Even the most minor things add up to overload my senses. I start feeling anxious when there is too much noise or chaos, and I don’t have enough personal space. Observing and understanding the emotions and social norms of others requires a lot of focused effort (if you’re one of those people who does this effortlessly, I’m envious!). Frustration in not understanding instruction while desperately trying not to be a nuisance is aggravating for everyone involved. Eventually, my body feels tired, and my brain is entirely out of steam.
Yet, I feel so guilty for taking a break as the world turns around me. The general population continuously dodges life’s pitfalls, cartwheels away from troubles, and sticks their landing to receive “10’s” across the board. They show up to things on time, tend to their offspring, and even find time to go out and socialize. They can consistently leave the house on time, brush their teeth, wear clean clothes, and conquer their day. That bar seems low, but when you account for sensory processing issues, these tasks can sometimes take me triple the time to complete.
I feel a heavy cloud of guilt above me as I struggle along. This hustling, bustling world convinces me I should be doing more, not less! After all, I have fewer responsibilities than most individuals my age, as at max, the lives I am directly responsible for are mine and my dog’s. In a way, this makes me feel less allowed to park my brain and take a break.
Not to mention, a break would mean missing out on so much, including social interactions. Skipping out on too many events makes me feel like I will be forgotten. What if the next time I see a friend, I am on the outside of the latest inside jokes? Will they start to forget about me if I turn down too many invitations? My thoughts get set on unproductive, spiraling loops.
Vocalizing my limitations allows me to enjoy myself fully without worrying about the expectation of being 100% “Perfect Penny” all the time. I can be honest and reach out to my friends for support, express myself, and fight the instinct of simply declining or ignoring invitations. Sometimes, all it takes is good conversation and getting the big feelings off my chest to help me recharge.
Other times, my brain can barely focus on holding a conversation, and I don’t want to be around people. Even though I may enjoy working out, having coffee, or playing games regularly with others, even one of those activities can feel overwhelming on my most overstimulated days. On those days, I can’t walk, crawl, or drag myself to another place. Those days, I am better off just staying at home to recharge. Home is a sensory-safe place. At home, I can always count on rest for both my senses and my mind. Cuddling up with something soft and dozing off to a podcast helps me relax. Eating light meals or snacks saves me from exhausting meal preparation. I also love playing chill games like Animal Crossing or Skipbo to entertain myself. Once I have enough rest, everything becomes tolerable again. I no longer feel missing in my own life. So, even though sometimes it can be hard to take a break, I know it’s worth it!

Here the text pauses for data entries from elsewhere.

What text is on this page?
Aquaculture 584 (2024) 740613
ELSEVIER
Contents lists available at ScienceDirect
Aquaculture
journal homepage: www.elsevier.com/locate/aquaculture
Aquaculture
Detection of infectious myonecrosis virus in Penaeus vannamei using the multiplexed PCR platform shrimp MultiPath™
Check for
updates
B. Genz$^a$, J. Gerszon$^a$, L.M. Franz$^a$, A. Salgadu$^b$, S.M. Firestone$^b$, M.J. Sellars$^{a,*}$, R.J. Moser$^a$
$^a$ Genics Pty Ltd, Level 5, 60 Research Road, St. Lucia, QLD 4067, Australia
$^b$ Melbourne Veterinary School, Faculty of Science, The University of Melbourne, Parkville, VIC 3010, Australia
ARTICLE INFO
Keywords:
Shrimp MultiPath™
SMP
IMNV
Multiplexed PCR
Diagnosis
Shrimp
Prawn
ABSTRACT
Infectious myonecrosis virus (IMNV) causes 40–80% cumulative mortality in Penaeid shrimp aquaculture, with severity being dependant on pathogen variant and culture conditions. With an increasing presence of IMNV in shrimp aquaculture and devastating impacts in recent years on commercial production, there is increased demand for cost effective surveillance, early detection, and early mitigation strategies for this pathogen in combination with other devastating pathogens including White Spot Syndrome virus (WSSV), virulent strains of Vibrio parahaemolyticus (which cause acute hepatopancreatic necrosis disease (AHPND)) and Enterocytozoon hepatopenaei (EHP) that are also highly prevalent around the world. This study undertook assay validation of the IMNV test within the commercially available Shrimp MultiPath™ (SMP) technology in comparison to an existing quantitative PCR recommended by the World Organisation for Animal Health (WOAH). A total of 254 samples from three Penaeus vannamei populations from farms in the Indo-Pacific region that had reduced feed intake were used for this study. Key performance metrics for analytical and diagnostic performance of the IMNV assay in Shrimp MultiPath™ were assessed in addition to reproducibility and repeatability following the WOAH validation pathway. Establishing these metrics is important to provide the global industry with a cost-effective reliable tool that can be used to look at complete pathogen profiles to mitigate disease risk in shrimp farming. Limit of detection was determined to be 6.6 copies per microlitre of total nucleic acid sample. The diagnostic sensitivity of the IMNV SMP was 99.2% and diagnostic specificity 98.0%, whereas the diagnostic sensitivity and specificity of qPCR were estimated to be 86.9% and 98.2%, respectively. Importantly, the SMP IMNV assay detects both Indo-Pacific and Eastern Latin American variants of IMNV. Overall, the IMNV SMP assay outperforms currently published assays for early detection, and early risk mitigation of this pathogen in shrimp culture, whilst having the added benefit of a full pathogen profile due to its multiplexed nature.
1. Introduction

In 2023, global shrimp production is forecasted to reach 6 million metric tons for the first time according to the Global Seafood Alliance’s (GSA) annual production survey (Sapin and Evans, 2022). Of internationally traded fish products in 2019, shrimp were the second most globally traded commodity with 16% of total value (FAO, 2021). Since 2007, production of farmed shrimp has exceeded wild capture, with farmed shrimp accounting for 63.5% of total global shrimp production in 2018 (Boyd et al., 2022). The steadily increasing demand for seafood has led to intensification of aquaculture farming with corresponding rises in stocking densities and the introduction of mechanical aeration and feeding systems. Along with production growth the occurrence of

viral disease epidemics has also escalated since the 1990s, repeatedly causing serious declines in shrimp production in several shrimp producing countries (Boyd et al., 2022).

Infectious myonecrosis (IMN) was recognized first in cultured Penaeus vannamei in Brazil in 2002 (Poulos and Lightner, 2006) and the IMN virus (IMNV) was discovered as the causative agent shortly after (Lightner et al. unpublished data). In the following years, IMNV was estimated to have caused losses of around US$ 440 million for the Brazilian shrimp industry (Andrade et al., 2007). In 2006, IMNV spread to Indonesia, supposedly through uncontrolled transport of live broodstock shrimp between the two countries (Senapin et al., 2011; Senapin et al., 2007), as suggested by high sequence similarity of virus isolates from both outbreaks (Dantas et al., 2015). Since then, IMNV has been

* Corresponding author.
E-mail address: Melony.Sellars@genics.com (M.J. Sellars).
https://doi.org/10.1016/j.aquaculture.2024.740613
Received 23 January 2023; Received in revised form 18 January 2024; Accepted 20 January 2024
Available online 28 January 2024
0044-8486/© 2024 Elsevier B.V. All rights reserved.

Autistic or not, it can be challenging to keep up with the crazy pace of this world. Rest may be a four-letter word, but that doesn’t mean it should be offensive. Each one of us has our own set of responsibilities and challenges to deal with. As we enter 2024, I am excited about the opportunities and experiences ahead. However, I have also decided to prioritize realistic expectations and acknowledge the need for a break and rest when I feel burnt out. The world can be chaotic and draining, but that doesn’t mean I have to be. In the end, no one knows me better than myself. And my best efforts are quite enough.